Der Stuttgarter Produzent und DJ Jakob Mäder hat mit seinem Debütalbum „A Matter Of Time“ ein starkes Stück elektronischer Musik abgeliefert. Anstatt den schnellen Streaming-Erfolg zu suchen, entscheidet sich Mäder ganz bewusst für einen Vinyl-First-Release. Die Platte kann seit dem 6. März vorbestellt werden, während die digitalen Versionen erst im Herbst oder Winter folgen. Ein starkes Statement für alle, die das haptische Erlebnis, das Auflegen mit Vinyl und den unkomprimierten Sound schätzen.
Der Sound: Kompromisslos und direkt
Mäder bewegt sich stilsicher im Deep-House-Kosmos. Er selbst beschreibt sein Werk treffend mit den Attributen Rückbesinnung, persönlich, tanzbar.

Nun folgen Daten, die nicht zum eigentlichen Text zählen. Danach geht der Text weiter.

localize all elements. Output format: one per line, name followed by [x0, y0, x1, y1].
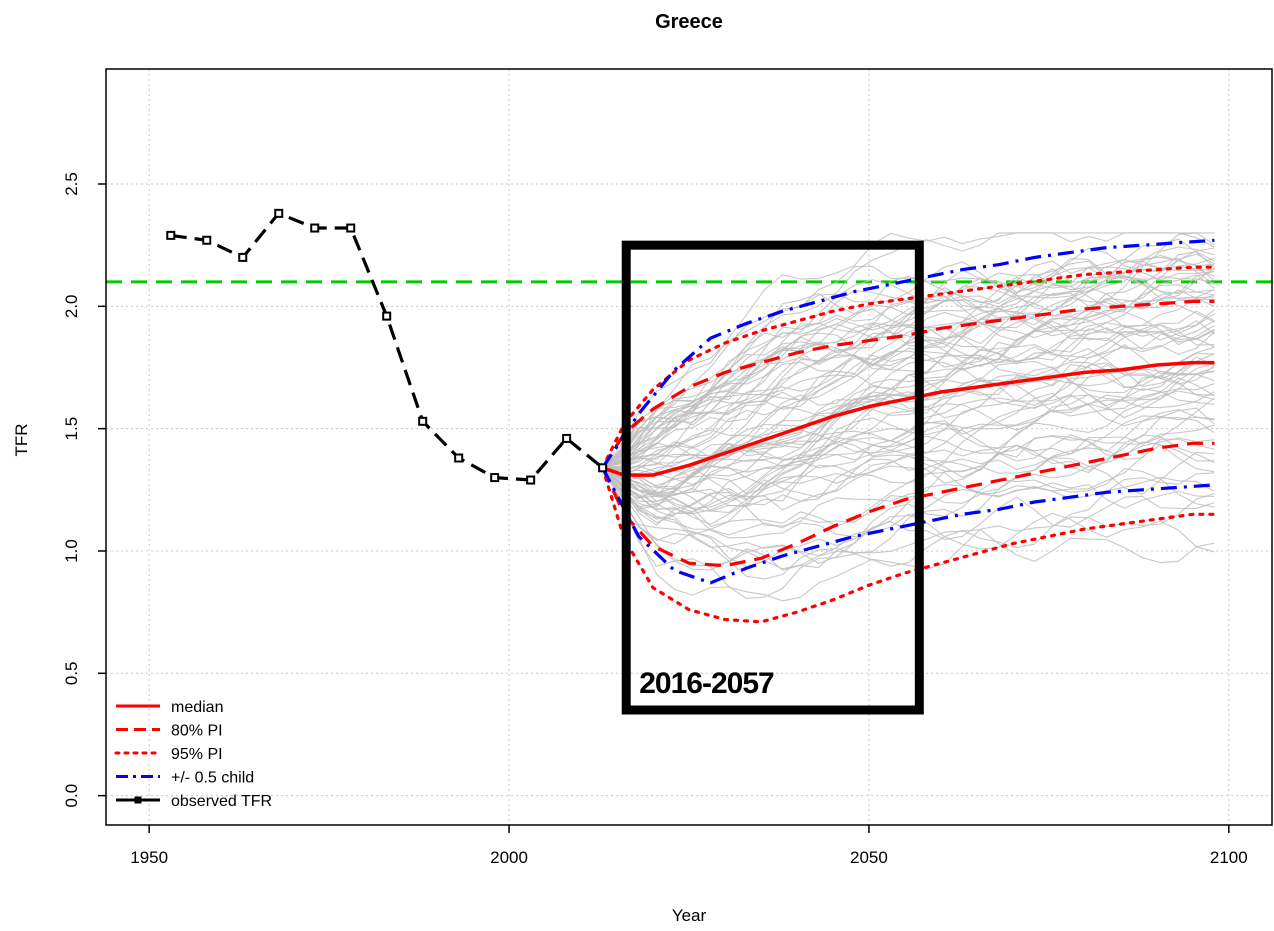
- trajectory-line: [602, 467, 1215, 553]
- trajectory-line: [602, 383, 1215, 520]
- observed-point: [598, 463, 608, 473]
- x-tick-label: 2100: [1210, 848, 1248, 867]
- trajectory-line: [602, 310, 1215, 469]
- trajectory-line: [602, 294, 1215, 469]
- observed-point: [490, 473, 500, 483]
- trajectory-line: [602, 316, 1215, 469]
- legend-label: observed TFR: [171, 793, 272, 810]
- period-annotation-label: 2016-2057: [639, 667, 774, 700]
- period-annotation: 2016-2057: [621, 240, 924, 715]
- trajectory-line: [602, 253, 1215, 469]
- trajectory-line: [602, 467, 1215, 528]
- trajectory-line: [602, 438, 1215, 568]
- trajectory-line: [602, 283, 1215, 469]
- observed-markers: [166, 208, 608, 485]
- legend-label: +/- 0.5 child: [171, 770, 254, 787]
- observed-point: [526, 475, 536, 485]
- observed-point: [454, 453, 464, 463]
- trajectory-line: [602, 467, 1215, 565]
- trajectory-line: [602, 289, 1215, 469]
- x-tick-label: 2000: [490, 848, 528, 867]
- legend-label: 80% PI: [171, 723, 223, 740]
- trajectory-line: [602, 467, 1215, 602]
- x-axis-ticks: 1950 2000 2050 2100: [130, 825, 1248, 867]
- observed-point: [346, 223, 356, 233]
- trajectory-lines: [602, 232, 1215, 602]
- trajectory-line: [602, 397, 1215, 527]
- trajectory-line: [602, 260, 1215, 469]
- series-line-0-5-child-upper: [601, 238, 1215, 469]
- observed-point: [202, 235, 212, 245]
- trajectory-line: [602, 254, 1215, 469]
- trajectory-line: [602, 330, 1215, 469]
- x-tick-label: 1950: [130, 848, 168, 867]
- observed-point: [274, 208, 284, 218]
- trajectory-line: [602, 251, 1215, 469]
- trajectory-line: [602, 320, 1215, 469]
- y-tick-label: 2.5: [62, 172, 81, 196]
- series-line-0-5-child-lower: [601, 467, 1215, 585]
- observed-point: [418, 416, 428, 426]
- trajectory-line: [602, 353, 1215, 495]
- series-line-median-main: [602, 360, 1215, 477]
- chart-title: Greece: [655, 11, 723, 33]
- series-line-95-pi-upper: [600, 265, 1217, 470]
- trajectory-line: [602, 467, 1215, 580]
- plot-frame: [105, 68, 1273, 826]
- y-tick-label: 1.5: [62, 417, 81, 441]
- trajectory-line: [602, 441, 1215, 566]
- legend-label: 95% PI: [171, 746, 223, 763]
- x-axis-label: Year: [672, 906, 707, 925]
- legend-label: median: [171, 699, 223, 716]
- y-axis-label: TFR: [12, 423, 31, 456]
- series-line-80-pi-upper: [601, 299, 1215, 469]
- y-tick-label: 2.0: [62, 295, 81, 319]
- trajectory-line: [602, 327, 1215, 503]
- trajectory-line: [602, 417, 1215, 500]
- trajectory-line: [602, 354, 1215, 475]
- series-line-95-pi-lower: [600, 466, 1217, 624]
- trajectory-line: [602, 467, 1215, 570]
- trajectory-line: [602, 407, 1215, 512]
- observed-point: [166, 230, 176, 240]
- trajectory-line: [602, 256, 1215, 469]
- trajectory-line: [602, 265, 1215, 469]
- trajectory-line: [602, 343, 1215, 490]
- trajectory-line: [602, 232, 1215, 469]
- legend: median 80% PI 95% PI +/- 0.5 child observed …: [114, 699, 272, 810]
- observed-point: [562, 433, 572, 443]
- trajectory-line: [602, 257, 1215, 469]
- period-annotation-box: [621, 240, 924, 715]
- trajectory-line: [602, 299, 1215, 475]
- observed-point: [382, 311, 392, 321]
- grid: [106, 69, 1272, 825]
- trajectory-line: [602, 377, 1215, 501]
- y-axis-ticks: 0.0 0.5 1.0 1.5 2.0 2.5: [62, 172, 106, 807]
- observed-point: [238, 252, 248, 262]
- x-tick-label: 2050: [850, 848, 888, 867]
- series-line-80-pi-lower: [601, 441, 1215, 568]
- y-tick-label: 1.0: [62, 539, 81, 563]
- trajectory-line: [602, 282, 1215, 470]
- y-tick-label: 0.0: [62, 784, 81, 808]
- trajectory-line: [602, 434, 1215, 513]
- trajectory-line: [602, 309, 1215, 498]
- observed-point: [310, 223, 320, 233]
- trajectory-line: [602, 444, 1215, 536]
- trajectory-line: [602, 467, 1215, 571]
- trajectory-line: [602, 361, 1215, 508]
- legend-marker: [134, 796, 142, 804]
- y-tick-label: 0.5: [62, 661, 81, 685]
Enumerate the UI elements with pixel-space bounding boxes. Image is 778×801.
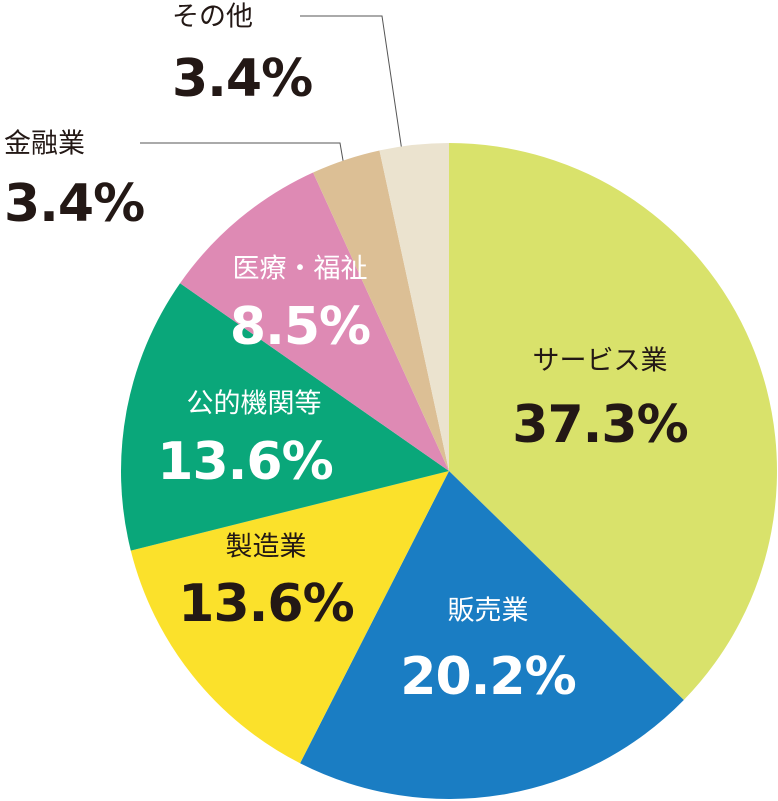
pie-slice <box>313 150 449 471</box>
category-label: 金融業 <box>4 129 85 160</box>
pie-slice <box>449 143 777 700</box>
category-label: サービス業 <box>533 346 668 377</box>
value-label: 13.6% <box>157 432 332 492</box>
category-label: 販売業 <box>448 596 529 627</box>
category-label: 公的機関等 <box>187 389 322 420</box>
pie-slice <box>379 143 449 471</box>
category-label: 製造業 <box>226 532 307 563</box>
value-label: 37.3% <box>512 395 687 455</box>
value-label: 8.5% <box>230 297 370 357</box>
pie-slice <box>300 471 684 799</box>
category-label: 医療・福祉 <box>233 254 368 285</box>
pie-slice <box>180 172 449 472</box>
leader-line <box>140 142 346 173</box>
value-label: 3.4% <box>4 174 144 234</box>
value-label: 13.6% <box>178 574 353 634</box>
value-label: 3.4% <box>172 49 312 109</box>
pie-slice <box>121 283 449 551</box>
value-label: 20.2% <box>400 647 575 707</box>
pie-slice <box>130 471 450 764</box>
leader-line <box>300 15 404 159</box>
category-label: その他 <box>172 2 253 33</box>
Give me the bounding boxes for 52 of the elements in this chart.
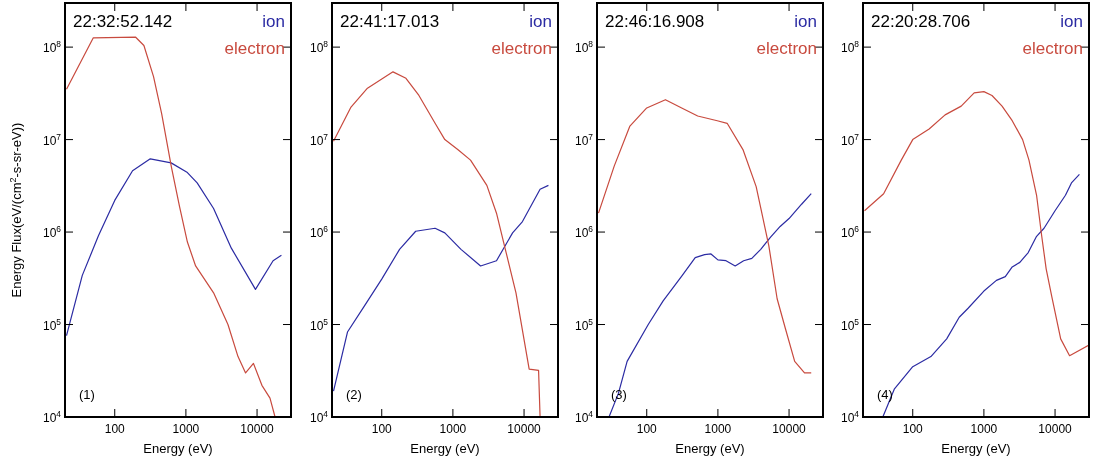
y-tick-label: 10$^{6}$ bbox=[309, 224, 329, 241]
y-tick-label: 10$^{5}$ bbox=[840, 316, 860, 333]
x-tick-label: 100 bbox=[371, 422, 393, 436]
annotation: (2) bbox=[346, 387, 362, 402]
text: ion bbox=[529, 12, 552, 31]
text: electron bbox=[491, 39, 552, 58]
x-tick-label: 100 bbox=[636, 422, 658, 436]
y-tick-label: 10$^{7}$ bbox=[42, 131, 62, 148]
y-tick-label: 10$^{8}$ bbox=[309, 39, 329, 56]
y-tick-label: 10$^{5}$ bbox=[574, 316, 594, 333]
x-tick-label: 10000 bbox=[240, 422, 275, 436]
y-tick-label: 10$^{8}$ bbox=[840, 39, 860, 56]
x-axis-title: Energy (eV) bbox=[143, 441, 213, 456]
x-axis-title: Energy (eV) bbox=[941, 441, 1011, 456]
x-tick-label: 100 bbox=[104, 422, 126, 436]
x-tick-label: 1000 bbox=[704, 422, 732, 436]
x-tick-label: 1000 bbox=[439, 422, 467, 436]
y-tick-label: 10$^{4}$ bbox=[42, 409, 62, 425]
y-tick-label: 10$^{5}$ bbox=[42, 316, 62, 333]
y-tick-label: 10$^{6}$ bbox=[840, 224, 860, 241]
y-tick-label: 10$^{5}$ bbox=[309, 316, 329, 333]
y-tick-label: 10$^{4}$ bbox=[309, 409, 329, 425]
annotation: (1) bbox=[79, 387, 95, 402]
text: ion bbox=[794, 12, 817, 31]
x-tick-label: 10000 bbox=[507, 422, 542, 436]
x-tick-label: 10000 bbox=[1038, 422, 1073, 436]
x-axis-title: Energy (eV) bbox=[675, 441, 745, 456]
text: electron bbox=[756, 39, 817, 58]
x-axis-title: Energy (eV) bbox=[410, 441, 480, 456]
x-tick-label: 1000 bbox=[970, 422, 998, 436]
x-tick-label: 10000 bbox=[772, 422, 807, 436]
y-tick-label: 10$^{6}$ bbox=[574, 224, 594, 241]
text: electron bbox=[1022, 39, 1083, 58]
y-tick-label: 10$^{4}$ bbox=[574, 409, 594, 425]
text: ion bbox=[1060, 12, 1083, 31]
text: 22:41:17.013 bbox=[340, 12, 440, 31]
y-tick-label: 10$^{8}$ bbox=[42, 39, 62, 56]
annotation: (3) bbox=[611, 387, 627, 402]
y-tick-label: 10$^{8}$ bbox=[574, 39, 594, 56]
text: 22:32:52.142 bbox=[73, 12, 173, 31]
y-tick-label: 10$^{7}$ bbox=[840, 131, 860, 148]
text: electron bbox=[224, 39, 285, 58]
x-tick-label: 100 bbox=[902, 422, 924, 436]
y-tick-label: 10$^{7}$ bbox=[309, 131, 329, 148]
x-tick-label: 1000 bbox=[172, 422, 200, 436]
text: ion bbox=[262, 12, 285, 31]
text: 22:46:16.908 bbox=[605, 12, 705, 31]
annotation: (4) bbox=[877, 387, 893, 402]
y-tick-label: 10$^{6}$ bbox=[42, 224, 62, 241]
text: 22:20:28.706 bbox=[871, 12, 971, 31]
y-tick-label: 10$^{7}$ bbox=[574, 131, 594, 148]
y-tick-label: 10$^{4}$ bbox=[840, 409, 860, 425]
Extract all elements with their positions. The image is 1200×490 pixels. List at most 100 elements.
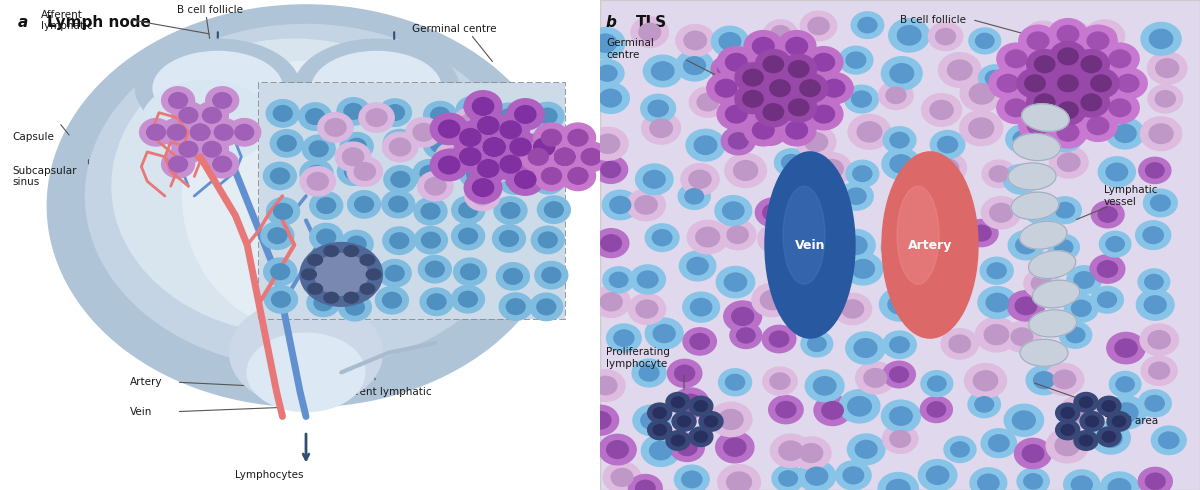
Text: Proliferating
lymphocyte: Proliferating lymphocyte bbox=[606, 347, 670, 368]
Ellipse shape bbox=[502, 131, 540, 163]
Ellipse shape bbox=[776, 401, 796, 418]
Ellipse shape bbox=[1049, 19, 1087, 50]
Ellipse shape bbox=[1141, 23, 1181, 55]
Ellipse shape bbox=[763, 56, 784, 73]
Ellipse shape bbox=[786, 37, 808, 55]
Ellipse shape bbox=[338, 294, 371, 321]
Ellipse shape bbox=[812, 53, 834, 71]
Ellipse shape bbox=[606, 324, 641, 352]
Ellipse shape bbox=[300, 160, 332, 187]
Ellipse shape bbox=[500, 155, 521, 173]
Ellipse shape bbox=[184, 119, 217, 146]
Ellipse shape bbox=[389, 196, 408, 212]
Ellipse shape bbox=[451, 286, 485, 313]
Ellipse shape bbox=[786, 122, 808, 139]
Ellipse shape bbox=[1106, 237, 1124, 251]
Ellipse shape bbox=[1109, 50, 1130, 68]
Text: Germinal
centre: Germinal centre bbox=[606, 38, 654, 60]
Ellipse shape bbox=[1096, 66, 1114, 81]
Ellipse shape bbox=[506, 164, 544, 195]
Ellipse shape bbox=[532, 102, 564, 130]
Ellipse shape bbox=[184, 119, 217, 146]
Ellipse shape bbox=[972, 225, 991, 241]
Ellipse shape bbox=[469, 110, 508, 141]
Ellipse shape bbox=[883, 127, 916, 153]
Ellipse shape bbox=[1046, 121, 1084, 151]
Ellipse shape bbox=[857, 122, 882, 142]
Ellipse shape bbox=[629, 474, 662, 490]
Ellipse shape bbox=[1098, 292, 1116, 307]
Ellipse shape bbox=[1060, 395, 1100, 429]
Ellipse shape bbox=[845, 85, 878, 113]
Ellipse shape bbox=[484, 138, 505, 156]
Ellipse shape bbox=[191, 124, 210, 140]
Ellipse shape bbox=[1021, 85, 1057, 114]
Ellipse shape bbox=[1106, 118, 1144, 149]
Ellipse shape bbox=[808, 17, 829, 35]
Ellipse shape bbox=[1098, 157, 1135, 187]
Ellipse shape bbox=[643, 55, 682, 87]
Ellipse shape bbox=[464, 172, 502, 203]
Ellipse shape bbox=[988, 263, 1007, 278]
Ellipse shape bbox=[778, 115, 816, 146]
Ellipse shape bbox=[1145, 395, 1164, 411]
Ellipse shape bbox=[763, 367, 797, 395]
Ellipse shape bbox=[666, 431, 690, 450]
Ellipse shape bbox=[890, 155, 912, 173]
Ellipse shape bbox=[722, 81, 763, 114]
Ellipse shape bbox=[421, 203, 440, 219]
Ellipse shape bbox=[1144, 189, 1177, 217]
Ellipse shape bbox=[932, 300, 950, 316]
Ellipse shape bbox=[469, 153, 508, 184]
Ellipse shape bbox=[530, 293, 563, 320]
Ellipse shape bbox=[554, 148, 575, 165]
Ellipse shape bbox=[208, 119, 240, 146]
Ellipse shape bbox=[1144, 227, 1163, 244]
Ellipse shape bbox=[898, 186, 940, 284]
FancyBboxPatch shape bbox=[259, 83, 565, 318]
Ellipse shape bbox=[599, 434, 636, 465]
Ellipse shape bbox=[475, 131, 512, 163]
Ellipse shape bbox=[266, 197, 300, 225]
Ellipse shape bbox=[458, 292, 478, 307]
Ellipse shape bbox=[781, 93, 817, 122]
Ellipse shape bbox=[376, 287, 408, 314]
Ellipse shape bbox=[1148, 362, 1170, 379]
Ellipse shape bbox=[674, 365, 695, 382]
Ellipse shape bbox=[196, 101, 228, 129]
Ellipse shape bbox=[541, 129, 562, 146]
Ellipse shape bbox=[844, 253, 883, 285]
Ellipse shape bbox=[814, 377, 836, 395]
Ellipse shape bbox=[976, 33, 994, 49]
Ellipse shape bbox=[1072, 476, 1092, 490]
Ellipse shape bbox=[934, 264, 972, 295]
Ellipse shape bbox=[982, 160, 1015, 188]
Ellipse shape bbox=[648, 403, 672, 423]
Ellipse shape bbox=[978, 287, 1016, 318]
Ellipse shape bbox=[1146, 163, 1164, 178]
Ellipse shape bbox=[730, 322, 762, 348]
Ellipse shape bbox=[762, 74, 798, 103]
Ellipse shape bbox=[990, 203, 1013, 222]
Ellipse shape bbox=[1116, 377, 1134, 392]
Ellipse shape bbox=[936, 28, 955, 45]
Ellipse shape bbox=[547, 142, 582, 172]
Text: Vein: Vein bbox=[130, 407, 152, 416]
Ellipse shape bbox=[970, 83, 995, 104]
Ellipse shape bbox=[888, 295, 912, 314]
Ellipse shape bbox=[172, 101, 205, 129]
Ellipse shape bbox=[1028, 310, 1076, 337]
Ellipse shape bbox=[684, 57, 706, 74]
Ellipse shape bbox=[804, 47, 842, 78]
Ellipse shape bbox=[856, 362, 895, 394]
Ellipse shape bbox=[360, 255, 374, 266]
Ellipse shape bbox=[475, 131, 512, 163]
Ellipse shape bbox=[799, 196, 834, 224]
Ellipse shape bbox=[1010, 171, 1032, 188]
Ellipse shape bbox=[770, 25, 791, 42]
Ellipse shape bbox=[725, 153, 767, 188]
Ellipse shape bbox=[460, 148, 481, 166]
Ellipse shape bbox=[812, 153, 852, 185]
Ellipse shape bbox=[596, 134, 619, 153]
Ellipse shape bbox=[930, 153, 966, 183]
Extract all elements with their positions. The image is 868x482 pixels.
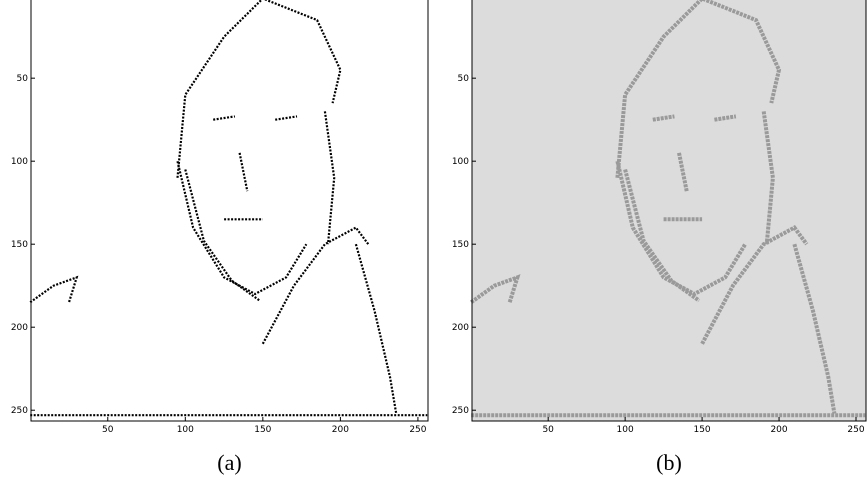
caption: (a): [217, 450, 241, 475]
x-tick-label: 50: [102, 425, 114, 435]
x-tick-label: 250: [409, 425, 426, 435]
y-tick-label: 150: [11, 240, 28, 250]
panel: 50 100 150 200 250 50 100 150 200 250 (a): [11, 0, 428, 475]
caption: (b): [656, 450, 682, 475]
y-tick-label: 250: [452, 406, 469, 416]
figure: 50 100 150 200 250 50 100 150 200 250 (a) 50 100 150 2…: [0, 0, 868, 482]
image: [472, 0, 866, 421]
x-tick-label: 250: [847, 425, 864, 435]
y-tick-label: 200: [11, 323, 28, 333]
y-tick-label: 50: [458, 74, 470, 84]
x-tick-label: 100: [617, 425, 634, 435]
x-tick-label: 150: [254, 425, 271, 435]
y-tick-label: 150: [452, 240, 469, 250]
panel: 50 100 150 200 250 50 100 150 200 250 (b): [452, 0, 866, 475]
x-tick-label: 200: [770, 425, 787, 435]
x-tick-label: 150: [693, 425, 710, 435]
y-tick-label: 250: [11, 406, 28, 416]
x-tick-label: 200: [332, 425, 349, 435]
y-tick-label: 50: [17, 74, 29, 84]
y-tick-label: 200: [452, 323, 469, 333]
y-tick-label: 100: [11, 157, 28, 167]
x-tick-label: 50: [542, 425, 554, 435]
x-tick-label: 100: [177, 425, 194, 435]
y-tick-label: 100: [452, 157, 469, 167]
image: [31, 0, 428, 421]
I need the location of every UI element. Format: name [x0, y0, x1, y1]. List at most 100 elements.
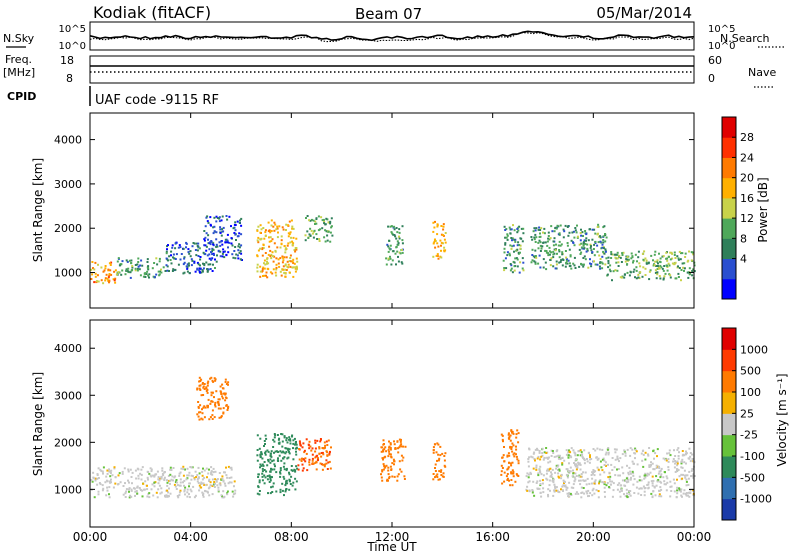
echo-cell — [206, 476, 208, 479]
echo-cell — [168, 255, 171, 258]
echo-cell — [207, 487, 210, 490]
echo-cell — [284, 268, 287, 271]
echo-cell — [389, 465, 392, 468]
echo-cell — [275, 228, 278, 231]
echo-cell — [185, 478, 188, 481]
echo-cell — [673, 262, 676, 265]
echo-cell — [143, 272, 146, 275]
echo-cell — [679, 258, 682, 261]
echo-cell — [166, 248, 168, 251]
echo-cell — [564, 250, 567, 252]
echo-cell — [513, 250, 515, 253]
echo-cell — [294, 442, 297, 444]
echo-cell — [280, 239, 283, 242]
echo-cell — [265, 262, 268, 265]
echo-cell — [210, 400, 213, 403]
echo-cell — [547, 495, 550, 498]
echo-cell — [186, 263, 189, 266]
echo-cell — [124, 482, 126, 485]
echo-cell — [206, 254, 209, 257]
echo-cell — [295, 450, 297, 453]
echo-cell — [125, 488, 128, 491]
echo-cell — [401, 251, 404, 254]
echo-cell — [601, 448, 604, 451]
echo-cell — [96, 473, 99, 476]
echo-cell — [268, 236, 270, 239]
echo-cell — [662, 269, 665, 272]
echo-cell — [191, 259, 194, 262]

Auch wenn das Album als zusammenhängende „Listening Journey“ konzipiert ist und hervorragend am Stück funktioniert, vergisst Mäder nie seine Wurzeln. Spätestens wenn der Beat einsetzt, dominiert ein satter, kompromissloser 4/4-Takt, der ohne Umwege direkt nach vorne treibt. Die Tracks liefern genau diesen ehrlichen, stumpfen Groove, den ein Floor braucht, um in Bewegung zu bleiben. Keine überladenen Spielereien, sondern effektive, tanzbare Clubmusik.
Die Essenz der Clubkultur
Seine Inspiration zieht Mäder direkt aus den intensiven Nächten der Szene – aus diesen speziellen Momenten, in denen im Club alles zusammenkommt, wildfremde Menschen zu einer Einheit verschmelzen und einfach den Vibe teilen. Das Album verarbeitet Themen wie Zeit und Endlichkeit, was sich in der atmosphärischen Dichte der Tracks widerspiegelt. Es ist der Versuch, genau diese flüchtigen, perfekten Club-Momente auf Vinyl zu pressen.
Fazit
„A Matter Of Time“ ist ein absolut solides Debüt, das sowohl als musikalisches Gesamtwerk für Zuhause als auch als treibendes Tool auf der Tanzfläche überzeugt. Wer echten Deep-House liebt und die Nadel gerne selbst in die Rille setzt, kommt an dieser Platte kaum vorbei.